Avoiding the currency basket case

Internationalisation of the rupee will serve India well The Indian rupee was once a multilateral currency, its usage prevalent across the Indian Ocean in places as varied as Java, Borneo, Macau, Muscat, Basra and Zanzibar. The historic dhow trade ensured that the Gulf had a familiarity with the rupee for over five centuries, with Oman utilising the ‘Gulf rupee’ till 1970. Colonial rupee The accession of George V to the throne in 1911, enshrining his rule of the British Raj, led to the issuance of a new rupee coin. The colonial rupee leveraged the Mughal rupee’s popularity, facilitated by trading communities, migration and the Raj’s hegemony. The annexation of Sindh, Ceylon and Burma further encouraged the primacy of the rupee in these areas.
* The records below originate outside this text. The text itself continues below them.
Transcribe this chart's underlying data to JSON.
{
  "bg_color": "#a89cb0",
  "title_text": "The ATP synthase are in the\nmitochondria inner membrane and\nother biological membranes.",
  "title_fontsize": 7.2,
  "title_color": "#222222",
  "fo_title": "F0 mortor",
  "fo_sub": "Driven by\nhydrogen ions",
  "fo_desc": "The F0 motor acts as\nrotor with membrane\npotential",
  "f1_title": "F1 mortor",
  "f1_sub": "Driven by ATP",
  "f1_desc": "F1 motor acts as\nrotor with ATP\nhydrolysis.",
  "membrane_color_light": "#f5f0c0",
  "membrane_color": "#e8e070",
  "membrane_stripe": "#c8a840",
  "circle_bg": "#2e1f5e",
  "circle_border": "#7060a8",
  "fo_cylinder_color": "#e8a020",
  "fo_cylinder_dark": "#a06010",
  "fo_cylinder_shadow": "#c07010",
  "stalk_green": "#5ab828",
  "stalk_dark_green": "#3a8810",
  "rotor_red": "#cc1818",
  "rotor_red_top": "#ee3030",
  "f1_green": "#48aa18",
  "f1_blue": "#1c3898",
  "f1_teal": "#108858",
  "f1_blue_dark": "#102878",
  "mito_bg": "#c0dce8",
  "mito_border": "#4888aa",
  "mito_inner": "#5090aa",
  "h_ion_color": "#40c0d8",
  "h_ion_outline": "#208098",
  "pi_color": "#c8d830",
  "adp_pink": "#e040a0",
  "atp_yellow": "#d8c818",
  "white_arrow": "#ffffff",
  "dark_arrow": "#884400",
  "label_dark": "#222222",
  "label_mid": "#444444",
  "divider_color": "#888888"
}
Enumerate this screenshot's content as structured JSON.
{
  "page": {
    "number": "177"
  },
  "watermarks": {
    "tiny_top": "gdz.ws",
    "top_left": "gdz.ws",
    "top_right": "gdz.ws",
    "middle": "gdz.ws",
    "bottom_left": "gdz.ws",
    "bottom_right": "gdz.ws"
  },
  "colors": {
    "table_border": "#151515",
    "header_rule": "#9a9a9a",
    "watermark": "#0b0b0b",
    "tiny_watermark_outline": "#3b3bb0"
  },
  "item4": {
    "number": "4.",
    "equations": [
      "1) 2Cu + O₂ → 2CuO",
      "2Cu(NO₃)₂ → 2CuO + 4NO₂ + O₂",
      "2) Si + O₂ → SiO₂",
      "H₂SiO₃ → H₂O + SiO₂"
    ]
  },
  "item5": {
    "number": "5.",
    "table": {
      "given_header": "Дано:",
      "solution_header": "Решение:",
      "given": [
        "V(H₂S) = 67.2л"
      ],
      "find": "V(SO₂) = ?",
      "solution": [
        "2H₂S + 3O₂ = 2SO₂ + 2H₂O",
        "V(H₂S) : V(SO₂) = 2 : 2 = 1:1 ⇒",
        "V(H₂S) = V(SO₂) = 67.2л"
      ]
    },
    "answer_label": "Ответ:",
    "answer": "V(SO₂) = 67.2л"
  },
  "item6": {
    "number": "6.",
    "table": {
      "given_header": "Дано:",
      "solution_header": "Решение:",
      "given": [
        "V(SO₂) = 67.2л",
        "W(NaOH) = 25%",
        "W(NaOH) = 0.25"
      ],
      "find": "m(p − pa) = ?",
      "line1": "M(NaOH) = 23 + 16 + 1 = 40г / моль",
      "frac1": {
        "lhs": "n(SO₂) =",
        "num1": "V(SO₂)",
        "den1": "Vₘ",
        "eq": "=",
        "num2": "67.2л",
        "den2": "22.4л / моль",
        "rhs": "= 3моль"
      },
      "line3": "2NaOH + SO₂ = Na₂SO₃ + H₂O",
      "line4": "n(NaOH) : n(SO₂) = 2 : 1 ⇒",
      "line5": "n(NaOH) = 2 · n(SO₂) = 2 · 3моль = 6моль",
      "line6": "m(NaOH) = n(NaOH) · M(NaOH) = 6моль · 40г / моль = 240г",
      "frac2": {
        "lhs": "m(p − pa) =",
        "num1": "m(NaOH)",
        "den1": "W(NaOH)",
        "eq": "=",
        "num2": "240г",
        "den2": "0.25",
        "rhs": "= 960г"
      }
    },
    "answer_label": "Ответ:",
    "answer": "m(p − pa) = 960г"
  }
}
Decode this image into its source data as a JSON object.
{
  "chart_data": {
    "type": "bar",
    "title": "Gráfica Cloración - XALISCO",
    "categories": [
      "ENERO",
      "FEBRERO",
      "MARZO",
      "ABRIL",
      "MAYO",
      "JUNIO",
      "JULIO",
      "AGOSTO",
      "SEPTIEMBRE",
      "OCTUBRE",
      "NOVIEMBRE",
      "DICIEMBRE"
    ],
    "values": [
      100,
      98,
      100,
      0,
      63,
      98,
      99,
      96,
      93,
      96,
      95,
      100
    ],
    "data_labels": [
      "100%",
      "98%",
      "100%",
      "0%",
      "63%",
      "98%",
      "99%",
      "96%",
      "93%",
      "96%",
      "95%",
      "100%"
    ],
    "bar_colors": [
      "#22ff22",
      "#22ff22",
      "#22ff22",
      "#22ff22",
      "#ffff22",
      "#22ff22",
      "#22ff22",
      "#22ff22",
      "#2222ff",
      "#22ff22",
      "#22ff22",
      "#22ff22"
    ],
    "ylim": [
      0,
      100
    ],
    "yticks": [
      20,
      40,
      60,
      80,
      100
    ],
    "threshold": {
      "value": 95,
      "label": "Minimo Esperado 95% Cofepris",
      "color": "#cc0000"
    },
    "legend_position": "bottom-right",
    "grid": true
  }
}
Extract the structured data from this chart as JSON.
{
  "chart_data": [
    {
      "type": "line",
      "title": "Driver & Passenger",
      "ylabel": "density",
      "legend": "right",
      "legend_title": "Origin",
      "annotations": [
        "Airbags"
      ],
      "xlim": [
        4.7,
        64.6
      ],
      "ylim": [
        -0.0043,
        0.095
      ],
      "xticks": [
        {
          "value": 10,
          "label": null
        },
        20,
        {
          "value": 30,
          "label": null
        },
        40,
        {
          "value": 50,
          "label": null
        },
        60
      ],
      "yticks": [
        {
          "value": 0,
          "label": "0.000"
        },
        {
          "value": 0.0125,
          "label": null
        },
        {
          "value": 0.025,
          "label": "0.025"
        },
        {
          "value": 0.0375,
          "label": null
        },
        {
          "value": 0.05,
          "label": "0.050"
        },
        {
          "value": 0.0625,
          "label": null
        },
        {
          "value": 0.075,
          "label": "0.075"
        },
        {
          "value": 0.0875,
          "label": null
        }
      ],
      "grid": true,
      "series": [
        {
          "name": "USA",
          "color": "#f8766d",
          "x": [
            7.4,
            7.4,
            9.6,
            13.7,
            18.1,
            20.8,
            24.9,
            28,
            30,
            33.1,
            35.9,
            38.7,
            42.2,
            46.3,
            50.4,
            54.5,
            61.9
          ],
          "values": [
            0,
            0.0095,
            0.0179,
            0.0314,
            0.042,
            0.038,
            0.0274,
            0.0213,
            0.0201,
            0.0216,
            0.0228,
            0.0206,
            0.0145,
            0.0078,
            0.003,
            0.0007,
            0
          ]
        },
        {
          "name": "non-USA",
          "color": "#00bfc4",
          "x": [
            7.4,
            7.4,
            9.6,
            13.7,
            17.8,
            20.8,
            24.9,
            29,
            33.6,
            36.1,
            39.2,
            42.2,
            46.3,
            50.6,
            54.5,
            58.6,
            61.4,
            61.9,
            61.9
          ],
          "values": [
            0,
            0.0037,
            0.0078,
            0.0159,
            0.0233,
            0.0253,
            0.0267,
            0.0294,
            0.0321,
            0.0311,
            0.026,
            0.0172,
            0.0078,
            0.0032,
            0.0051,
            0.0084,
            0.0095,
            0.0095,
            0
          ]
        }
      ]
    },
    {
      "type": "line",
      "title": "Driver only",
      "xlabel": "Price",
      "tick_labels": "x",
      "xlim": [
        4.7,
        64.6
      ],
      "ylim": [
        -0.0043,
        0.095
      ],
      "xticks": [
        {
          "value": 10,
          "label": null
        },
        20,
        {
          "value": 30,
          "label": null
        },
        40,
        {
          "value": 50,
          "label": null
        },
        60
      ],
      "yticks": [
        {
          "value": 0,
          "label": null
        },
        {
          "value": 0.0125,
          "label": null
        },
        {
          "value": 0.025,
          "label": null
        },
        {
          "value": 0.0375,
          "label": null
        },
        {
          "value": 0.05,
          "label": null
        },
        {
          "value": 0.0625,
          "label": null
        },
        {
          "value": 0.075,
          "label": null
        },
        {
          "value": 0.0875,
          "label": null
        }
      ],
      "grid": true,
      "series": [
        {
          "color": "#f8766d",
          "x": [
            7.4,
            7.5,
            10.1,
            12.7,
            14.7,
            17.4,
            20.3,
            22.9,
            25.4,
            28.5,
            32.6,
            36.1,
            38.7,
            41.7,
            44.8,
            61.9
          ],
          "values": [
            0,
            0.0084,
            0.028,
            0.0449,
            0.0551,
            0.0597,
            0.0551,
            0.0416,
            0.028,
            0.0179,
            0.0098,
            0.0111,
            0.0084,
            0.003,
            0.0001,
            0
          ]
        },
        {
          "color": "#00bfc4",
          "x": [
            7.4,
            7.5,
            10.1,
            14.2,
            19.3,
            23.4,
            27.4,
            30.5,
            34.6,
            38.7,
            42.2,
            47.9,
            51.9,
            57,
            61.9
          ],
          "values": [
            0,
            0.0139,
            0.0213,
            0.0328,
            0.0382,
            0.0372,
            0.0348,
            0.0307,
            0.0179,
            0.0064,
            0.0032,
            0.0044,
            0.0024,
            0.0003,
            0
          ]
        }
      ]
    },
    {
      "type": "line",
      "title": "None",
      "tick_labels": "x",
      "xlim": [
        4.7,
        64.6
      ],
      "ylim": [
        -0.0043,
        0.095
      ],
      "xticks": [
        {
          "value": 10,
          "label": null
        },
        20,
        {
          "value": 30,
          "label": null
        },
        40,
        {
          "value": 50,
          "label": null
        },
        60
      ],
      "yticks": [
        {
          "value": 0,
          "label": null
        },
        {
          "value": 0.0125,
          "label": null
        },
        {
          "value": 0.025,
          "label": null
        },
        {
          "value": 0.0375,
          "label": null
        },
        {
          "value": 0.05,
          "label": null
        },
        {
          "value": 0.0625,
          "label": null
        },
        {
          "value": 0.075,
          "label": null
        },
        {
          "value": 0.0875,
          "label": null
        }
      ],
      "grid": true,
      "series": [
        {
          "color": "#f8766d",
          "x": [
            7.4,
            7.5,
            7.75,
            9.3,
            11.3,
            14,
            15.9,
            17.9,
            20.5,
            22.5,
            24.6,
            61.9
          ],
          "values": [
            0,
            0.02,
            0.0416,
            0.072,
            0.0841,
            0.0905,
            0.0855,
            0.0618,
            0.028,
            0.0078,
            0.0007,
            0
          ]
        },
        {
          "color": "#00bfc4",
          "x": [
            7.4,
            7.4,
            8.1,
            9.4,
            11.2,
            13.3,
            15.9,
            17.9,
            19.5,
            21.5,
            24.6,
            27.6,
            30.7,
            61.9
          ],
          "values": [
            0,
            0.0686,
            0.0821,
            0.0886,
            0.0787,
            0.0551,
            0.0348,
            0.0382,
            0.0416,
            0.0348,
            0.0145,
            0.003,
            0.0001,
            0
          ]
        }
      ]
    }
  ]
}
Meanwhile, a number of Indian merchant communities had established themselves in such regions, aiding in its convertibility. Even after Independence, Dubai and other Gulf states were using RBI-minted Gulf rupees until 1966. Between the 1950s and 1970s, gold smuggling was rampant on the Konkan coast, with a number of Gulf businesses buying gold cheaper in the Gulf in rupees and smuggling it to India. Only the devaluation of the Indian rupee in 1966, after the 1965 war, led to such nations switching to their own currencies. Now, only Nepal and Bhutan regularly conduct bilateral trade with India in rupees. The rupee’s valuation is often of concern. The value of the rupee itself has varied over the years too – contrary to WhatsApp rumours, the rupee was never equal to the U.S. dollar. In 1947, the rupee-dollar rate was at Rs. 3.30. The aforementioned devaluation in 1966 raised it to Rs. 7.50, reaching Rs. 32.4 by 1995. This decline was precipitated by a variety of factors – wars with Pakistan and China, the adoption of Five Year Plans requiring foreign loans, political instability and the Oil Price Shock of 1973. Of late, the rupee has been declining given higher oil prices and FII outflows from stocks and bonds. The ongoing U.S.-China trade war, Iran sanctions and further upward movement in oil prices will continue to test the rupee’s valuation.